Charcoal on paper
Charcoal on paper
4 - 13 / 09 / 2017
Dying is a universal truth, an objective reality, it belongs to us all; it is as certain as the death of a cut flower. I am interested in the frailty of life, its poignancy, disturbing beauty and inevitabilities.
Flowers that enter hospice travel parallel paths with those to whom they belong. They are allegories for emotions so often hidden, but universally understood.
So many of our fragilities are tied to notions of belonging, and these simple portraits of the last things we may own seem to be echoes of much that has gone before.
My portrayals seek to avoid the constraints of language and connect directly with the emotions. This exhibition is my response to working in hospice and watching this cycle unfold every day. It is both a privilege and a burden.
The process of dying affects everyone near it. The visceral emotions of patients and their families may be writ large for all to see. As health care professionals we respond emotionally too, how could we not, but the conversations, the shared grieving is not so frequent.
Flowers are given at both ends of life and at most significant events in between. They are our life and death companions. I watch them daily with their companions, who sometimes out live them, and sometimes don’t.
In the context of this body of work flowers provide an opportunity to embark on a conversation. To celebrate our strengths and mourn our limitations, our regrets; to imagine our future selves. Sitting at bedsides they are a potent visual reminder of the process of change that dying is. Sometimes they die before, and sometimes after the occupant has gone from the room. Some are left for staff, or left for staff to throw out, or they are taken home to end their lives with family, to ‘die at home’.

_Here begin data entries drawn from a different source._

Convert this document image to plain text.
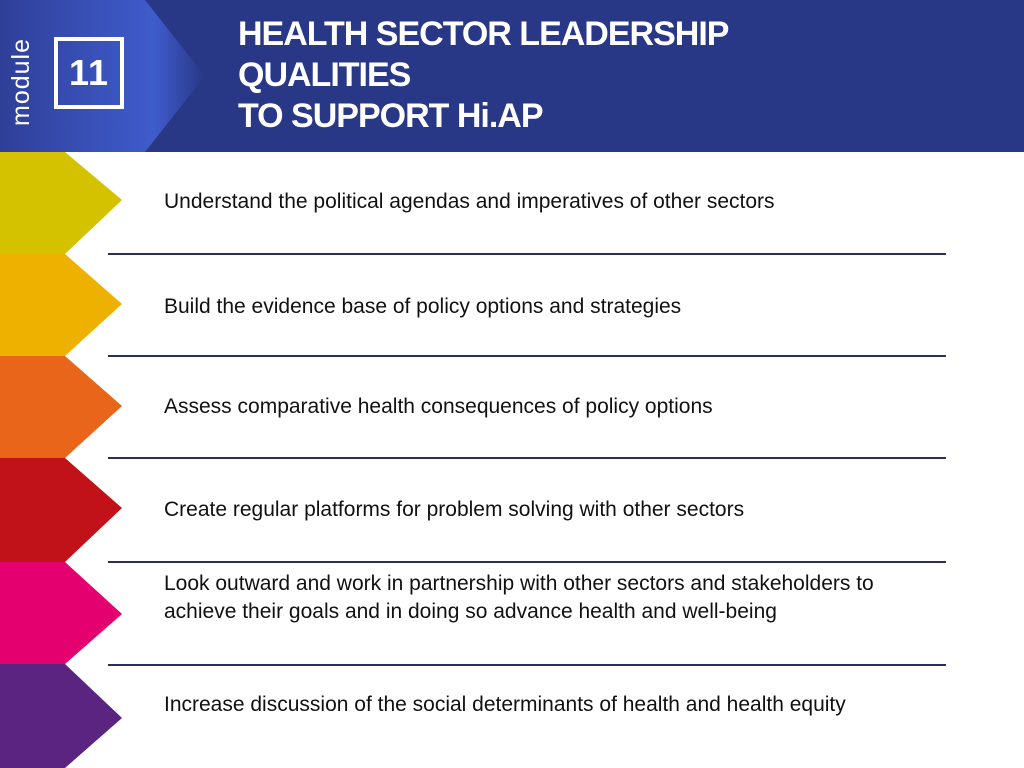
module 11
HEALTH SECTOR LEADERSHIP
QUALITIES
TO SUPPORT Hi.AP
Understand the political agendas and imperatives of other sectors
Build the evidence base of policy options and strategies
Assess comparative health consequences of policy options
Create regular platforms for problem solving with other sectors
Look outward and work in partnership with other sectors and stakeholders to achieve their goals and in doing so advance health and well-being
Increase discussion of the social determinants of health and health equity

I am very conscious that these are private moments I pass each day, glimpses half remembered, of life’s most intimate experiences. Long draughts of professional looking, standing at the end of ‘Rosie’s’ bed, picking up her failing flowers, feeling her failing strength in my hands; ours are parallel journeys.
Perhaps we all have our own Rosie and recognise something of ourselves in her; indeed, we shall all be Rosie one day.
The flowers, the names, the situations and the images do not represent specific individuals, but are a collage of experiences distilled over 20 years working in palliative care and hospice.